Unfortunately, spammers are still winning the battle - and even rely on e-mail authentication in the process. Almost all spammers use published SPF records, according to a Forrester Research report issued in October. MX Logic, a spam-filtering service provider, determined that 83% of the spam it trapped over a test period in August came from domains with published SPF records. Of the 0.12% of domains that published their Sender ID records that month, 85% of them were spam-sending domains.
"Authenticated spam is still spam," says Max Christoff, vice president of enterprise applications for a Fortune 50 financial-services company in San Francisco that asked not to be named because of corporate policy. "Anyone under the authenticated Hotmail domain can keep opening new Hotmail accounts, get neutral starting ratings and send spam from those accounts until they get shut down." The same goes for DKIM, he adds. All spammers have to do is open new domains and attach their own cryptographic DomainKeys to them, and they can correctly and legitimately send e-mail.
But, counters Dave Wright, senior vice president of e-mail infrastructure at Bank of America, "at the very least, authenticated e-mail can prove to mail gateways that this mail really does come from BankofAmerica.com." Wright uses DKIM-authenticated e-mail between Bank of America and its large business customers. "There's a lot to win in this scenario, because ISPs can provide better service for their customers. And enterprises win, because their customers are getting fewer phishes and spam," he says.
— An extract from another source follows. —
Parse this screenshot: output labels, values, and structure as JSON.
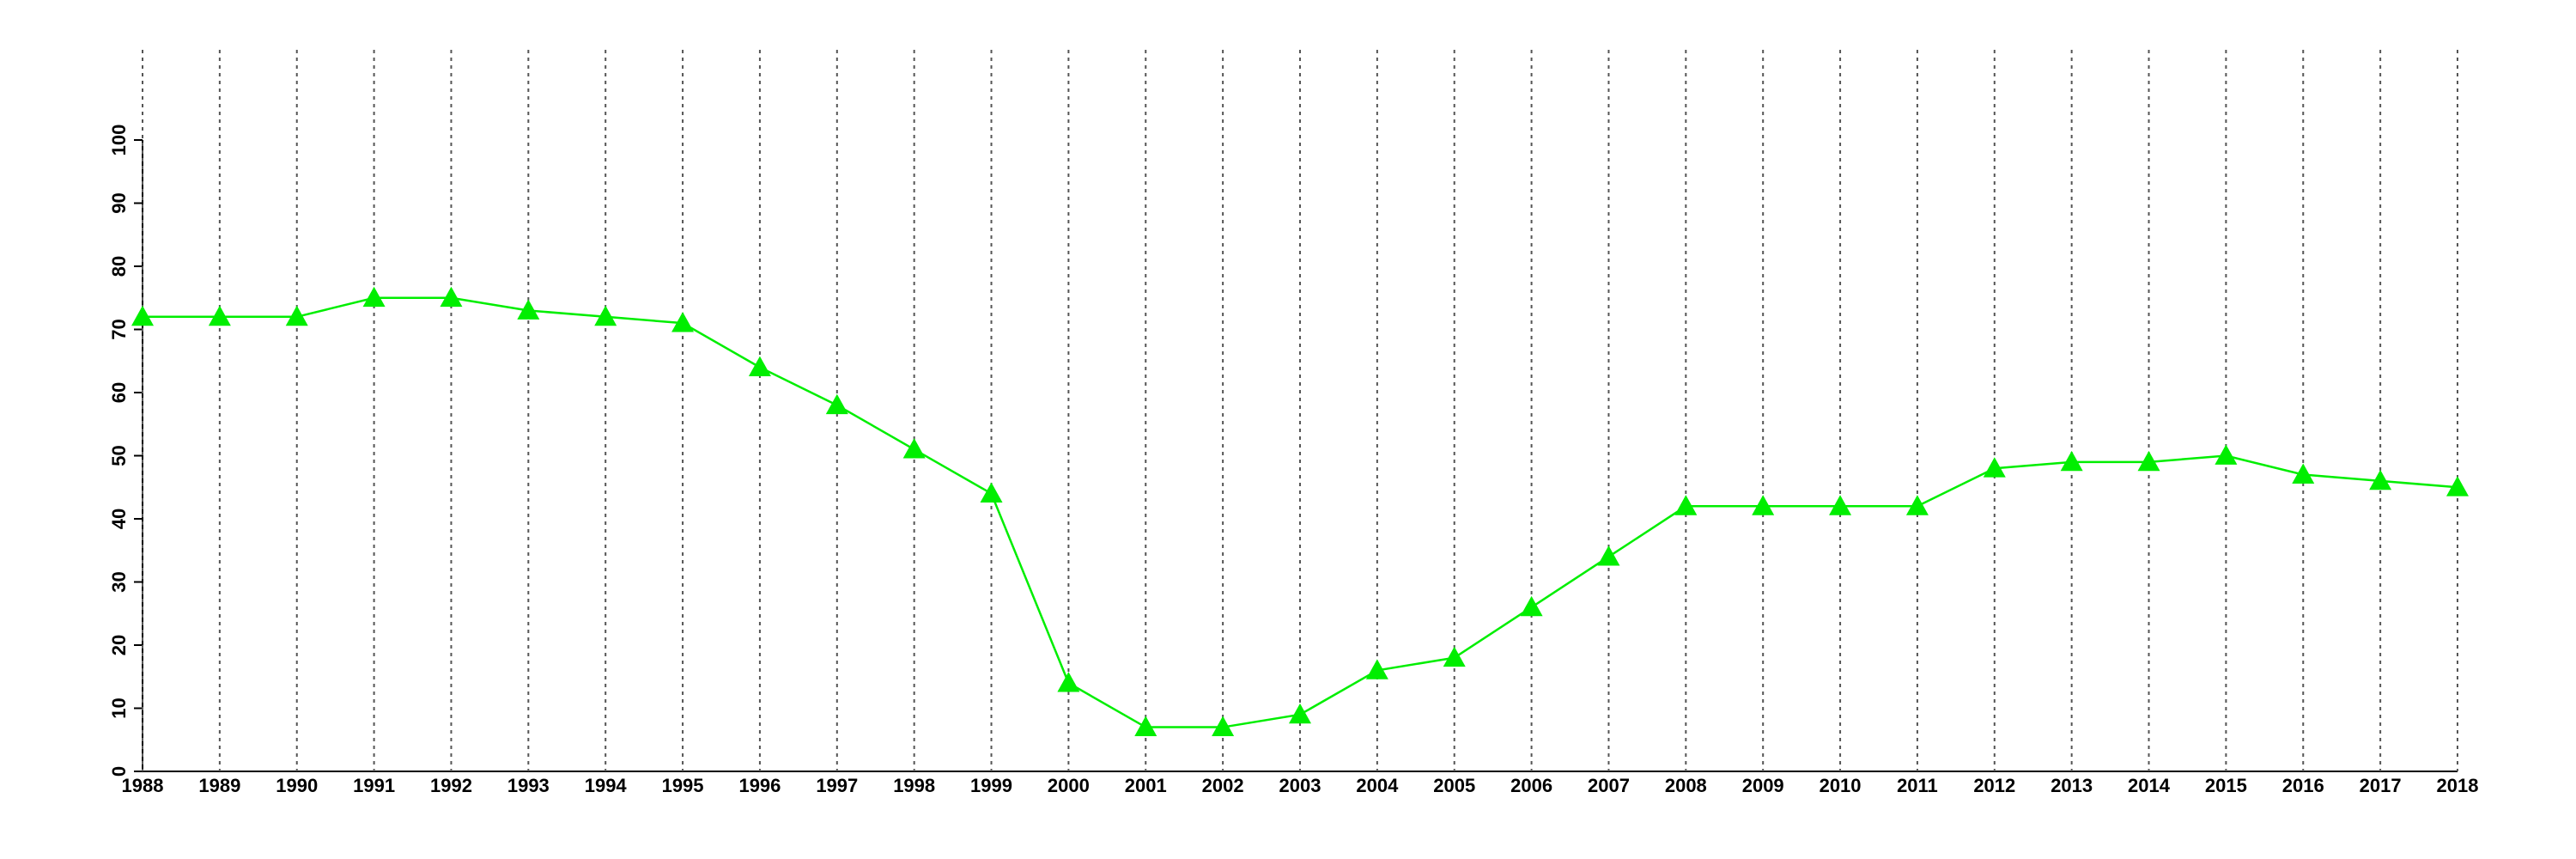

In addition, he says, e-mail authentication frameworks facilitate deeper forms of identity checking by combining DNS information with reputational data from large service-provider networks. This is used to rate, blacklist and remove e-mail sender accounts based on spam complaints.
Toward that end, Goodmail Systems, which accredits senders and certifies their e-mail with a cryptographically secure token, announced in October that AOL and Yahoo plan to deploy its CertifiedEmail service at their gateways. Mail sent with CertifiedEmail tokens would bypass the gateways' spam filters, and the ISPs would redeem the tokens for payment from Goodmail when the e-mail is successfully delivered.